Mas Bao’er achou que estava muito sujo, o que azedou seu humor. Ela deu um tapa no urso, que mandou o criminoso peludo voando para uma parede próxima com um estrondo.

"Ha!" Han Sen então se perguntou se deveria dar ao urso uma chance extra, se ele se comprometesse a agradar e fornecer companhia a Bao’er.

Se ele mudasse seus hábitos e fizesse isso, ele permitiria que ele vivesse como um brinquedo para Bao’er. Além disso, ele poderia fornecer a Han Sen um pouco de sangue de vez em quando para atrair insetos e tornar as caçadas mais simples.

O urso sobreviveu à sua última pancada, mas seu pesadelo estava apenas começando.

Han Sen observou o urso e permitiu que ele permanecesse perto de Bao’er.

Com o tempo, ele ocasionalmente ouvia o urso gritar de agonia, seguido por um baque alto.

As pessoas no leste sempre ouviam esses gritos e começaram a murmurar entre si sobre o que poderia ter sido. Muitos acreditavam que Han Sen tinha um hobby secreto de torturar animais.

No final de cada dia, o urso estava ferido e mal conseguia se mover. Ele pensou que poderia descansar, mas tais desejos eram lampejos de sua ingenuidade.

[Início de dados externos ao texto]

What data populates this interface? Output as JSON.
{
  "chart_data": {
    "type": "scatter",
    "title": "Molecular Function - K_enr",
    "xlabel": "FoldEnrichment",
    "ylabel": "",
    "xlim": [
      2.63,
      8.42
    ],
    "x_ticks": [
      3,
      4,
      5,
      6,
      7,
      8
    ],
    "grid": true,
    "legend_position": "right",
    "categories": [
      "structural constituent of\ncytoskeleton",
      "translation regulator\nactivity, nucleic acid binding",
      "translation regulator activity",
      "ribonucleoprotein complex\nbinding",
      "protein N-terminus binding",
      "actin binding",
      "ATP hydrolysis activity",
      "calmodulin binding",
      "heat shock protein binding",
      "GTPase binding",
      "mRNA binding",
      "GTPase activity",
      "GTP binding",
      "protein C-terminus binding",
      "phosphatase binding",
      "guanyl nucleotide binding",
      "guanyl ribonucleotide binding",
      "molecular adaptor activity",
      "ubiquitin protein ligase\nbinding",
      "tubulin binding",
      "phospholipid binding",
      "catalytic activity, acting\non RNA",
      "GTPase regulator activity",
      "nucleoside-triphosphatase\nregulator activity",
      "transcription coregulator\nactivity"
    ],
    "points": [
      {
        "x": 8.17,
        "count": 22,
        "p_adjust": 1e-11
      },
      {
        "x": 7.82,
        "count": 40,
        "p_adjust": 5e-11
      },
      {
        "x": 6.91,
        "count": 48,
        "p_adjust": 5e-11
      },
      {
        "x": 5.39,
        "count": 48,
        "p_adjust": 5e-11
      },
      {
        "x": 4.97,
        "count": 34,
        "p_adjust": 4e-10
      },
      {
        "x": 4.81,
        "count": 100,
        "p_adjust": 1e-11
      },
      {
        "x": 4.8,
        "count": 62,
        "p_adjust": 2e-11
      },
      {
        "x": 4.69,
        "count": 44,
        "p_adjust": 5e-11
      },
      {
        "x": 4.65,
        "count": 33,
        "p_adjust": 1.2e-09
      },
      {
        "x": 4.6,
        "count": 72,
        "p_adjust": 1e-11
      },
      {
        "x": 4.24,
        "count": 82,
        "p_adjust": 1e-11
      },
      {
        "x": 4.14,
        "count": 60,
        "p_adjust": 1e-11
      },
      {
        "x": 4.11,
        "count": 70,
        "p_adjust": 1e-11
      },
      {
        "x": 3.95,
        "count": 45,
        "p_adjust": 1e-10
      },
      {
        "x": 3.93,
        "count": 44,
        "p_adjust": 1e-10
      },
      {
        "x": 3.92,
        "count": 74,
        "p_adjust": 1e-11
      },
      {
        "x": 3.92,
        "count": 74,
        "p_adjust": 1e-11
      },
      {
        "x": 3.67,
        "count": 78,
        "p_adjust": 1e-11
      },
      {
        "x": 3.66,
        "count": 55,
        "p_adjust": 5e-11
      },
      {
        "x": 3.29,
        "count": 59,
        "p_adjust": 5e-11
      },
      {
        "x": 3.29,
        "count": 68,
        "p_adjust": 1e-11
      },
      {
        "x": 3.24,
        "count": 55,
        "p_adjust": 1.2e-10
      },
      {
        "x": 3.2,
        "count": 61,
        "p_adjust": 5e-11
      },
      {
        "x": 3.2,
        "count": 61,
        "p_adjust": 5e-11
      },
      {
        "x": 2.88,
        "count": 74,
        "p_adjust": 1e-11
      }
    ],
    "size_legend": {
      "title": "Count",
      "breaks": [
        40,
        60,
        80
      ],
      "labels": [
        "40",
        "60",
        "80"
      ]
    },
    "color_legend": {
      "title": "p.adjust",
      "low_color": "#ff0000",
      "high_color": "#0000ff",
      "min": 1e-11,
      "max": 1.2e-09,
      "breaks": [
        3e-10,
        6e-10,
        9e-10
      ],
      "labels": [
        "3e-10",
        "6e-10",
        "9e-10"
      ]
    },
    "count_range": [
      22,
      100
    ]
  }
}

À noite, Han Sen usava sua luz sagrada para curar a criatura. E no dia seguinte, ele era enviado de volta para Bao’er para brincar.

O urso precisava permitir que Bao’er o intimidasse, pois essa era a única maneira de mantê-la feliz. E de vez em quando, Han Sen vinha para tirar seu sangue. Parecia que ele havia sido roubado de suas necessidades de urso, e sua vida como um urso livre havia acabado.